Every year after the State of the Union Address, I wonder at the subset of people who praise it in language that suggests a category error. I have no lofty or urgent objection to the Constitution-inspired speech. Like the Rose Parade, lots of Americans watch it on TV each January. Like a coach's heavy-handed pep talk near the end of a generic sports movie, it offers superficially inspiring words about putting differences aside and coming together. Like the appetizer sampler-platter at a chain restaurant, its assemblers bet that if they put enough stuff before us everyone will nosh on at least one deep-fried nugget of ambiguous provenance.

But how does anyone treat the State of the Union as an elevated work of intellectual integrity when it is better thought of as the political analog of a Don Draper pitch?

This was not Barack Obama constructing a nuanced argument or leveling with us about how he assesses the United States. It was a poll-tested, agenda-driven attempt to sway public opinion, often with language that sacrificed logic to emotion. Maybe that's politically inescapable. My intention isn't to condemn Tuesday's speech for being compromised in the same way as every SOTU I've ever seen. But neither should journalists ignore the glaring weaknesses these speeches exhibit, even if that does require pointing out similar flaws year after year.

Yes, let's analyze the policy proposals and guess at what the political signals portend. Bet let's also explicitly acknowledge egregious weaknesses in substance, for they remind us that the audience is being willfully manipulated by speechwriters.

Isn't it worth noting, for example, that this year's speech is full of lazy, obviously false dichotomies? "Will we approach the world fearful and reactive, dragged into costly conflicts that strain our military and set back our standing?" Obama asked. "Or will we lead wisely, using all elements of our power to defeat new threats and protect our planet?" No one endorses the former position. The latter would win universal approval. Together they do not come close to characterizing, let alone exhausting, the actual foreign policy choices before us. Such sleights of hand fill every State of the Union speech, not because Washington, D.C., speechwriters are incapable of writing with more care and rigor, but because the press and the public are inured to being trifled with in this way.

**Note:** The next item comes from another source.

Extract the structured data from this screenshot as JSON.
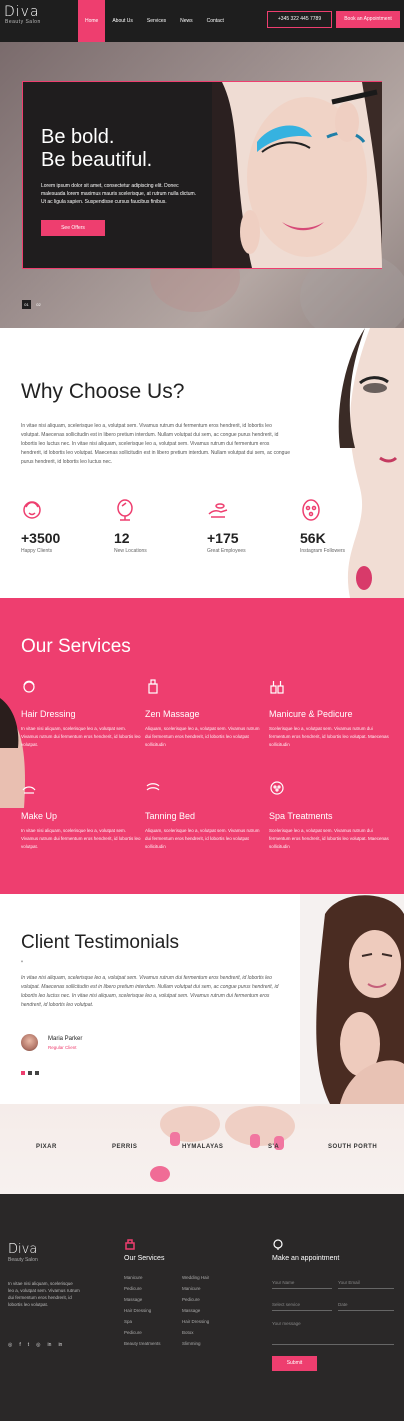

We take illogical, emotionally manipulative content in stride, being little more inclined to flag or question it in a State of the Union Address than we would in a beer commercial. The difference is that when we see a bunch of toned beach volleyball players executing spectacular spikes and dives, all while fueling themselves with a beverage no professional athlete would dream of sipping during competition, the spectacle is filtered through the reflexive suspicion we have for ads. But when a president utters a political equivalent just as ridiculous, many people file it under elevated words to treat with seriousness and reflexive respect.

The consequence is an inability to even imagine presidential speeches that avoid the glaring flaws of most that are given, as if no choice is before us but to grade on a curve that awards As and Bs for rhetoric any good college professor would fail.

"Will we allow ourselves to be sorted into factions and turned against one another," Obama asked, "or will we recapture the sense of common purpose that has always propelled America forward?" But America has not always been characterized by a sense of common purpose, nor has common purpose always driven us forward. The premise is not just contestable, but reductive to the point of inaccuracy. Were there a price to be paid for such transgressions, if they at least caused POTUS and his speechwriters to be marked down when the commentariat graded them, we would reasonably expect more focus on rigor and substance.

Isn't that incentive worth creating?

"For his allies and even many liberals who had grown sour on him, it was a triumphant speech in which both his own soaring confidence and his dismissal of his political rivals was fitting and appropriate," Chris Cillizza writes of this year's State of the Union in the Washington Post. "For his detractors, the speech was everything they loathe about him: cocky, combative and forever campaigning." Such analysis would be enough if the president were called to stand before us once a year to report on the state of his confidence and political ambitions.

But if we're to get something more from this much-heralded speech, something like what the Founders intended when mandating an annual report from the executive, we need to demand it rather than imbuing with integrity speeches that lack it.